Action SQL Clause Engine Context Key Flag / Syntax Impact / Result
Count unique values in one column COUNT(DISTINCT col) All SQL engines DISTINCT inside COUNT() Returns cardinality of the column (NULLs excluded)
Count unique combinations of two columns COUNT(DISTINCT (a, b)) PostgreSQL, MySQL 8.0+, SQLite 3.33+ Row-constructor syntax Counts distinct unordered tuples
Count unique combinations (fallback) SELECT COUNT(*) FROM (SELECT DISTINCT a, b FROM t) AS dt All SQL engines Derived table with DISTINCT Universally portable; slight overhead from subquery
Count distinct values per group SELECT g, COUNT(DISTINCT c) FROM t GROUP BY g All SQL engines GROUP BY + COUNT(DISTINCT) Cardinality per partition
Count distinct with NULL sensitivity COUNT(DISTINCT COALESCE(col, 'NULL_PLACEHOLDER')) All SQL engines COALESCE to replace NULL Counts NULL as a distinct value instead of ignoring it
Count distinct across multiple tables SELECT COUNT(DISTINCT t1.col) FROM t1 JOIN t2 ON t1.id = t2.id All SQL engines Join + COUNT(DISTINCT) Cardinality after join, potentially large intermediate result set
Performance-optimized distinct count (approximate) SELECT COUNT(DISTINCT col) FROM table SAMPLE (1 PERCENT) PostgreSQL, Snowflake, BigQuery SAMPLE / TABLESAMPLE Reduces I/O; result is statistical estimate
See also  Concat In SQL: Syntax, Flags, Examples & Troubleshooting Guide

Advanced Implementation & Parameters

Behavior Across Major Engines

COUNT(DISTINCT column) is part of the SQL-92 standard, but engine-specific quirks affect its execution:

  • PostgreSQL — Uses a hash-based aggregation (HashAggregate) when work_mem is sufficient; falls back to disk-based sort. COUNT(DISTINCT (a, b)) is supported natively as row-constructor.
  • MySQL 8.0+ — Supports COUNT(DISTINCT col) and COUNT(DISTINCT col1, col2) (comma-separated list, not tuple syntax). The comma form counts distinct combinations of two expressions.
  • SQL Server 2022 — Only accepts a single expression inside COUNT(DISTINCT). Multi-column distinct count must use the derived-table pattern. COUNT(DISTINCT col1 + col2) is valid but semantically dangerous (concatenation vs. tuple).
  • SQLite 3.33+ — Supports COUNT(DISTINCT (a, b)) row-constructor like PostgreSQL.
  • BigQueryCOUNT(DISTINCT) is exact up to approximately 1e12 cardinality; beyond that, use APPROX_COUNT_DISTINCT for performance.
  • SnowflakeCOUNT(DISTINCT) always returns an exact count; APPROX_COUNT_DISTINCT available for large datasets.
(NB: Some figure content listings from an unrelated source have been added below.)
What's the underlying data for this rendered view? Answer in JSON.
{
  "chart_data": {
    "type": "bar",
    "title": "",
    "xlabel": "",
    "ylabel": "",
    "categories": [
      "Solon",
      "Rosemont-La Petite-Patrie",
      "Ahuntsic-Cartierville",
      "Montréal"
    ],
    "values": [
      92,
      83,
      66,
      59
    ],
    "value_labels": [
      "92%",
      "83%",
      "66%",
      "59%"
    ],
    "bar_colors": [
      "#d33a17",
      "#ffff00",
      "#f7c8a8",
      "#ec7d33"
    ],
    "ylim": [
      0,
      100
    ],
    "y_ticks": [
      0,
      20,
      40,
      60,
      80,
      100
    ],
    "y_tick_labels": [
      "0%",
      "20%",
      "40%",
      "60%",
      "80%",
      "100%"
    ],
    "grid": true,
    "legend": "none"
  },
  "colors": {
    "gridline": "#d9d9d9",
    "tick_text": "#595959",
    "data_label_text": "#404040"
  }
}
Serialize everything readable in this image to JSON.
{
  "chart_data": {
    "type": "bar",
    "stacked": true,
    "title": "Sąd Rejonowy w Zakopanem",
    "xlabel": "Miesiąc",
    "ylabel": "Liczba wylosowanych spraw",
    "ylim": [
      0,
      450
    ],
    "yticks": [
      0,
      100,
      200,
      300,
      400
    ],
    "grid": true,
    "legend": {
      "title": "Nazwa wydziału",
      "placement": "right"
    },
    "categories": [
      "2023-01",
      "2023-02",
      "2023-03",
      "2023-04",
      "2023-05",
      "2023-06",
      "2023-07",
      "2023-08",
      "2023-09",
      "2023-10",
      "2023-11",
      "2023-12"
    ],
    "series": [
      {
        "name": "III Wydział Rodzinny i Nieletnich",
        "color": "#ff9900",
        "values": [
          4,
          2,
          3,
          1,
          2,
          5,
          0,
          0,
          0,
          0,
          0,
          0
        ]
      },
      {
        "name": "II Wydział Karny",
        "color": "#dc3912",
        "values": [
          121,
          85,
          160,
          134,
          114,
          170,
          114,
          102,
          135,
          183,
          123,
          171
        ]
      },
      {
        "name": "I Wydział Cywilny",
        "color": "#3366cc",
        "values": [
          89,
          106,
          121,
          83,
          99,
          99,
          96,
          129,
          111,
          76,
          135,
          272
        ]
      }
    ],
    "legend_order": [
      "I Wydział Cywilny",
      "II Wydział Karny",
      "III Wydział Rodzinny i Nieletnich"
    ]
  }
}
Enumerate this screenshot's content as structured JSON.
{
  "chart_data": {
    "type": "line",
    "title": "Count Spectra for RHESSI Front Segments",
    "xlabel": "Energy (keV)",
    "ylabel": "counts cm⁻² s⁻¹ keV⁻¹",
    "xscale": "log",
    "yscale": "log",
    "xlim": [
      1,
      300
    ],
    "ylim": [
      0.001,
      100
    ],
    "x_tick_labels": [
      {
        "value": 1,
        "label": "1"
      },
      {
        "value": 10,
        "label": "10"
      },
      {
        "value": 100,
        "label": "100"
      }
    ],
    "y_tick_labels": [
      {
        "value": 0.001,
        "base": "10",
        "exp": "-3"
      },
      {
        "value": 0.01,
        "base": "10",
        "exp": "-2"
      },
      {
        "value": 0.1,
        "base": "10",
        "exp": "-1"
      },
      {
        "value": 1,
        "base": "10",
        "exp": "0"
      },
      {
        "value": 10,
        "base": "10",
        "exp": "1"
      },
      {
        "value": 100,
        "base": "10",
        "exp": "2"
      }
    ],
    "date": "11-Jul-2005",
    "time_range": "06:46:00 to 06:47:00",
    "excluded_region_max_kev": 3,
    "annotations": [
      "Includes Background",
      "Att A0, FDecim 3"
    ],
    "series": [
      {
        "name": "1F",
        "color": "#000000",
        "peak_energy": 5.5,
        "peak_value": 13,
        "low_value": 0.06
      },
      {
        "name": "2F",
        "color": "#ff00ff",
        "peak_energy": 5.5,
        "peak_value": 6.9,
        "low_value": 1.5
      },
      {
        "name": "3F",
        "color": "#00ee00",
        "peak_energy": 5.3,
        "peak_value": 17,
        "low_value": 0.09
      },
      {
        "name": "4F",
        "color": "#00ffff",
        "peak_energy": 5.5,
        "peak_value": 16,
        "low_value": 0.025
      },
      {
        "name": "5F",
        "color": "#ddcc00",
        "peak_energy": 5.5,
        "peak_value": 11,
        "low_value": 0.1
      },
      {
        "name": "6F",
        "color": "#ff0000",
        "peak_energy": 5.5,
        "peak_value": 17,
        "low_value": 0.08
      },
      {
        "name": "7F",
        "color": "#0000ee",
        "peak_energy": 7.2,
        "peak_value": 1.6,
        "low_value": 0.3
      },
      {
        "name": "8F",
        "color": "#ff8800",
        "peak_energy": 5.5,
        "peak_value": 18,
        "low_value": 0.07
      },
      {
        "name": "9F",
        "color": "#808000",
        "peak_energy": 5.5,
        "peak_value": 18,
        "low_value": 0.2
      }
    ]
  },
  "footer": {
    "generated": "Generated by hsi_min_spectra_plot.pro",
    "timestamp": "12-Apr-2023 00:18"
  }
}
Performance Characteristics

COUNT(DISTINCT) forces a sort or hash of the distinct values before the count. For large cardinalities, this can consume significant memory and I/O. Query planners typically show a HashAggregate or Unique followed by Aggregate node. The derived-table pattern SELECT COUNT(*) FROM (SELECT DISTINCT ...) produces the same plan on most engines but may be easier to tune with index hints.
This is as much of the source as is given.